If that sounds far-fetched, consider that in 2020 alone, the left-wing groups funneled $434 million through a vast array of tax-exempt nonprofits, such as Stacey Abrams’ Fair Fight in Georgia, that do nothing but register new Democrats. Virtually all of that money came from the Tides, Ford, Open Society, Wyss, and Buffett Foundations, among other donors supposedly engaged in charity.
These organizations would be near-worthless without EBU data, which is only available through ERIC. So where do they acquire it? The smart money would pin it on Becker’s CEIR.
CEIR operates virtually in the dark with little scrutiny from the “progressive” press, who are less interested in covering CEIR’s misdeeds than covering for them. Contrast that with the work of investigative reporters like Todd Shepherd of the right-leaning outlet Broad + Liberty. He recently reported that Pennsylvania transferred partial data profiles of hundreds of thousands of EBUs to CEIR in 2020. That information would have proved invaluable to partisan groups active in Pennsylvania that year. Yet CEIR refuses to say what it did with the trove of voter data.
But CEIR’s founding documents give us every reason to believe this is precisely what it’s doing. It’s up to Becker and Co. to convince the public that it isn’t misusing this priceless data, despite having the means, motive, and opportunity to do so.
A Right-Wing Wrecking Ball
So what can conservatives do to level the playing field?
A good axiom in warfare applies here: Turn your enemy’s strength into his greatest weakness.
Japan famously turned many Pacific islands into impenetrable fortresses in World War II and dared U.S. forces to attack them. Instead, we sailed around them to take weaker targets and let the garrisons starve. After Rome’s devastating defeat at the hands of Hannibal’s mighty army in the Second Punic War, Rome divided its legions into smaller forces to cover more ground. Like wolves wearing out a bear, they could be everywhere while the Carthaginians could not. Hannibal lost.
Likewise, we won’t defeat this powerful cabal in a single battle, but by nibbling it to death. The House should demand to know why the IRS refuses to strip these groups of their tax exemption for trespassing the law on biased voter registration campaigns. Conservative legislatures ought to hold hearings on out-of-state nonprofits running partisan registration drives in their jurisdiction. The states can tighten rules about who gets to register voters the same way they restrict ballot harvesting—either restricting it to family members or banning it altogether. Where there’s room for abuse, the Left will abuse the law.
Watchdogs and citizens can and should file complaints with the IRS and FEC against these groups. Conservatives are used to being attacked for their political views; very few leftists have ever faced the same kind of scrutiny. They can also demand 501(c)(3) and (c)(4) groups’ annual Form 990 disclosures, which reveal how much they took in and spent. (Here is atemplate and some guidelines.)
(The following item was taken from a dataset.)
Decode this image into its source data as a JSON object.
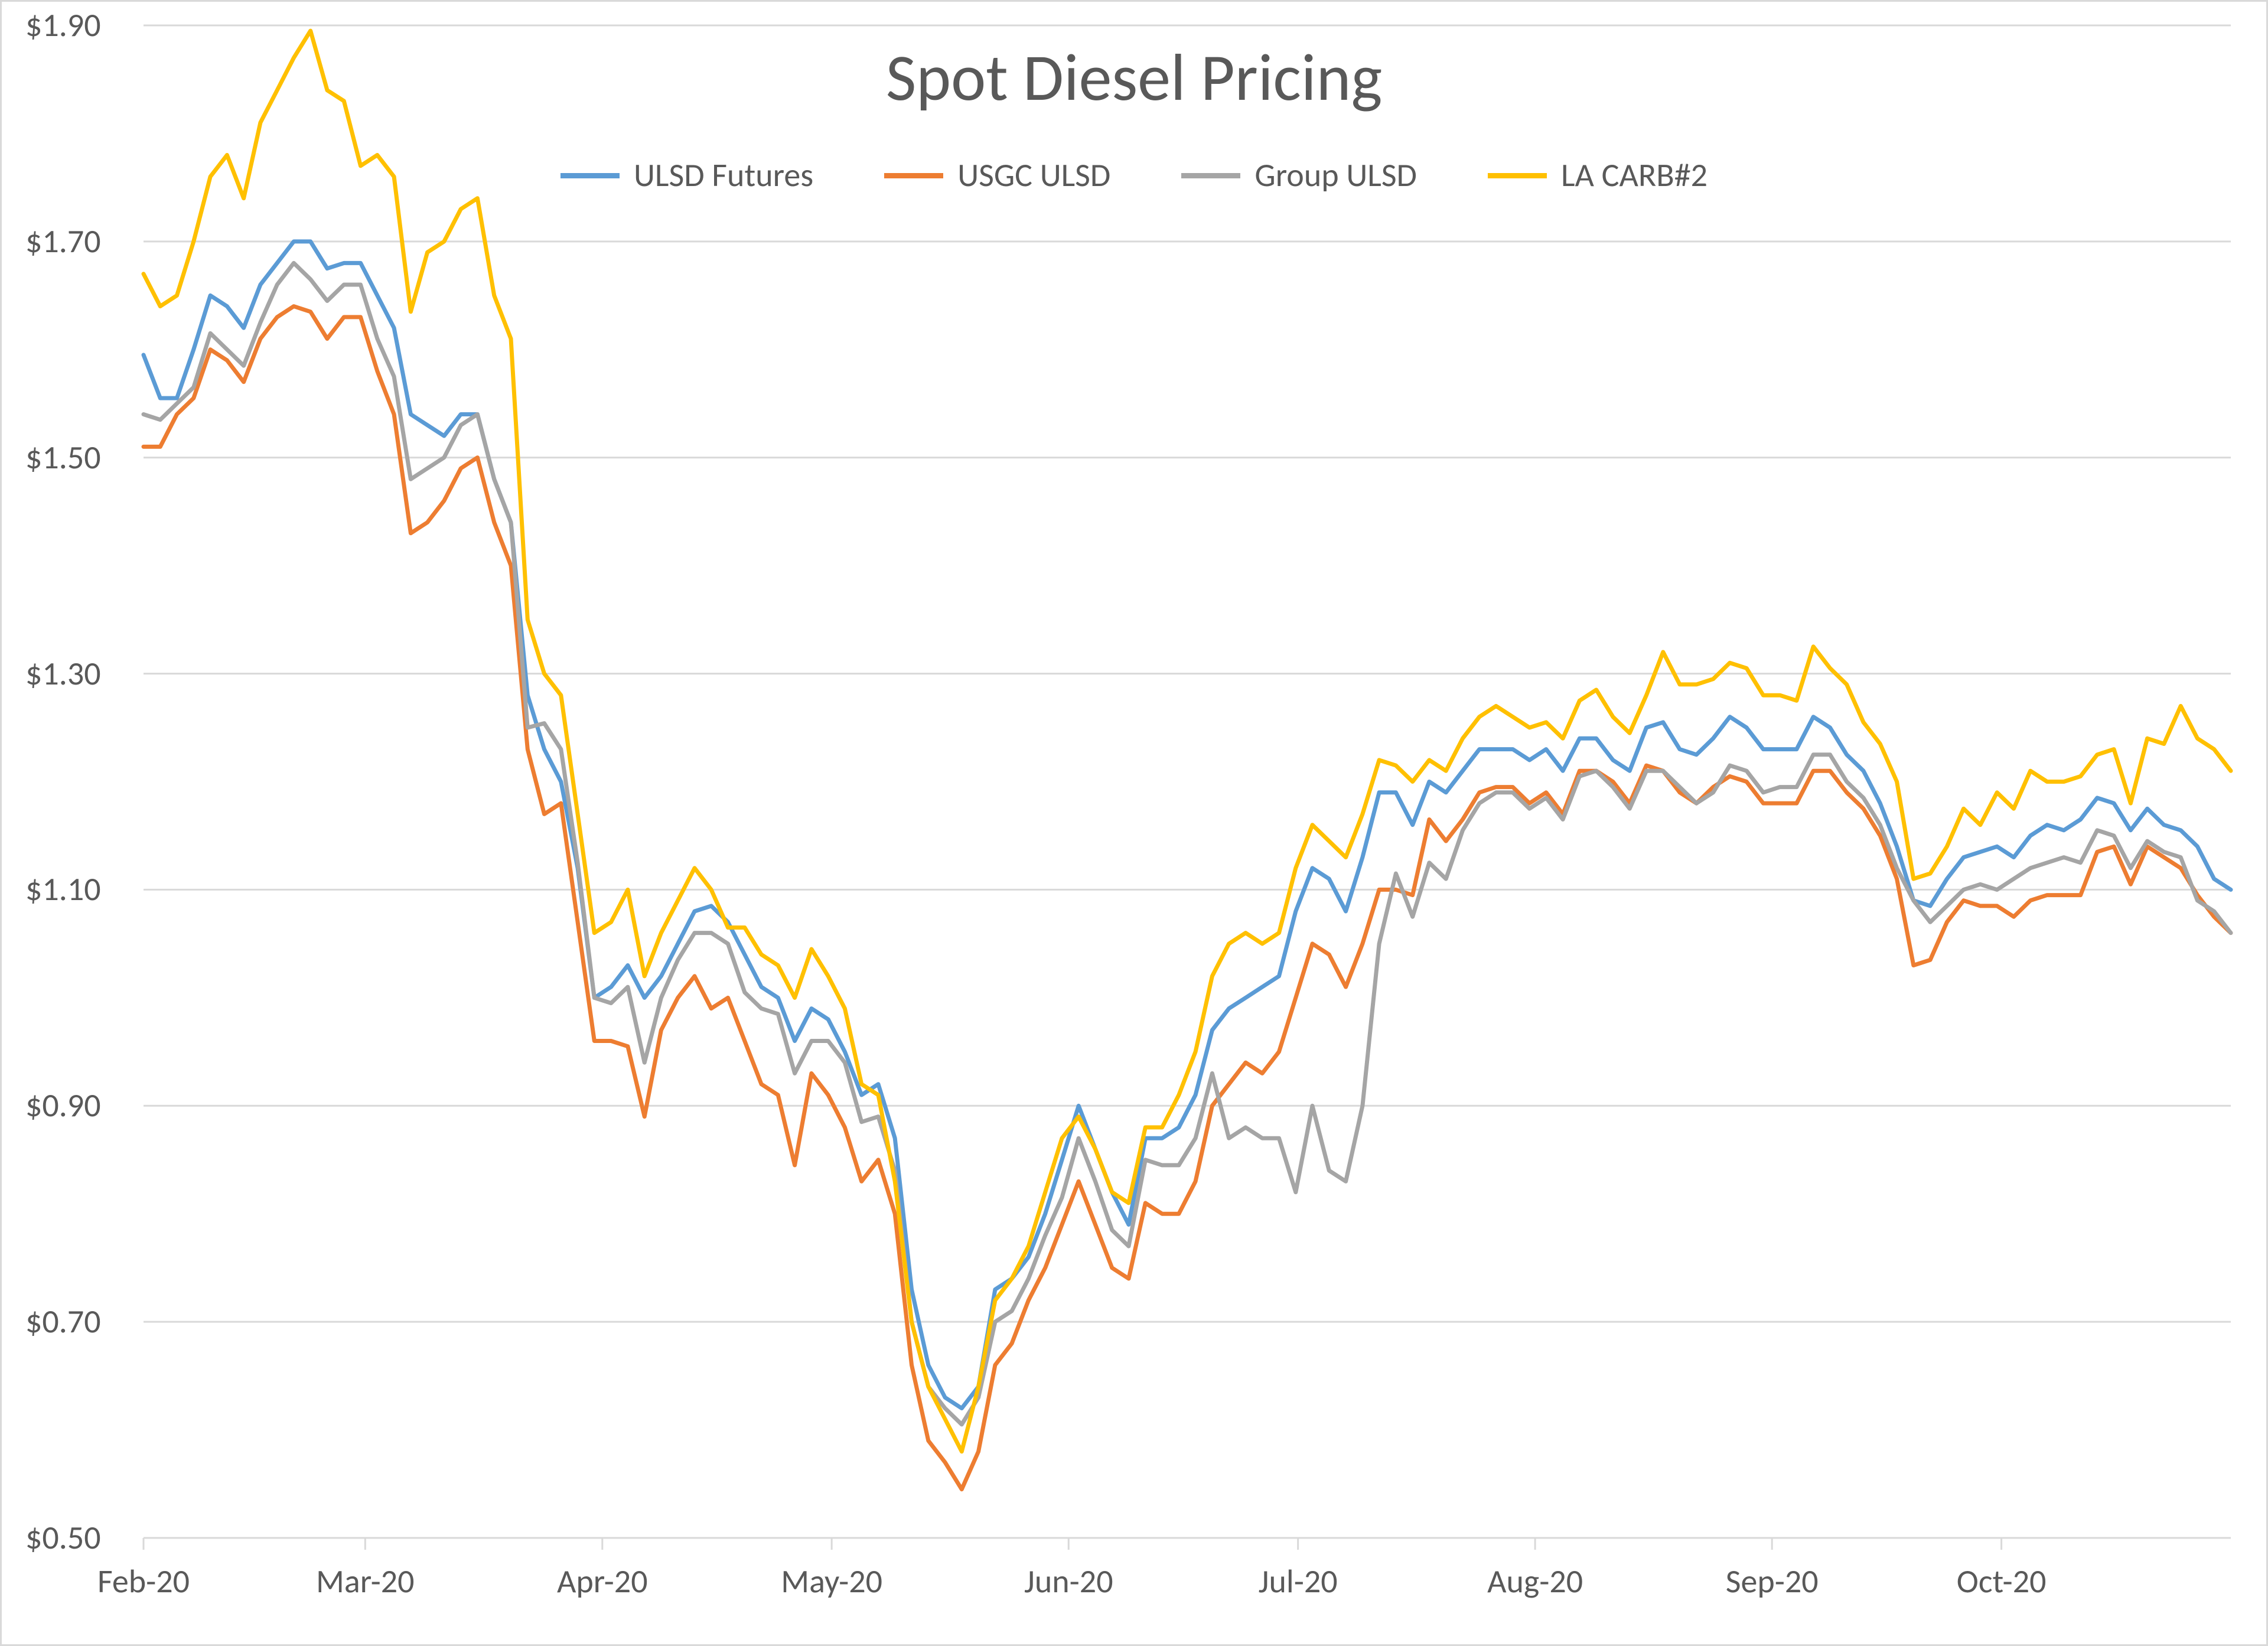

To date, nine states—Ohio, Florida, Missouri, West Virginia, Louisiana, Texas, Iowa, Alabama, and Alaska—have left or are about to leave ERIC. Their leaders know that they don’t need ERIC to maintain good voter rolls because they already have the tools necessary for the job.
That leaves Arizona, Georgia, Kentucky, Pennsylvania, South Carolina, Utah, Virginia, and Wisconsin for election integrity advocates to address.
The good news? In almost all cases, the decision to leave ERIC is entirely within the purview of the governor and secretary of state. Red states with a blue governor can look to the others on this list for legislation to leave ERIC without the governor’s consent.
Every one of these states to depart is one less state transmitting EBU data to the Left’s registration machine.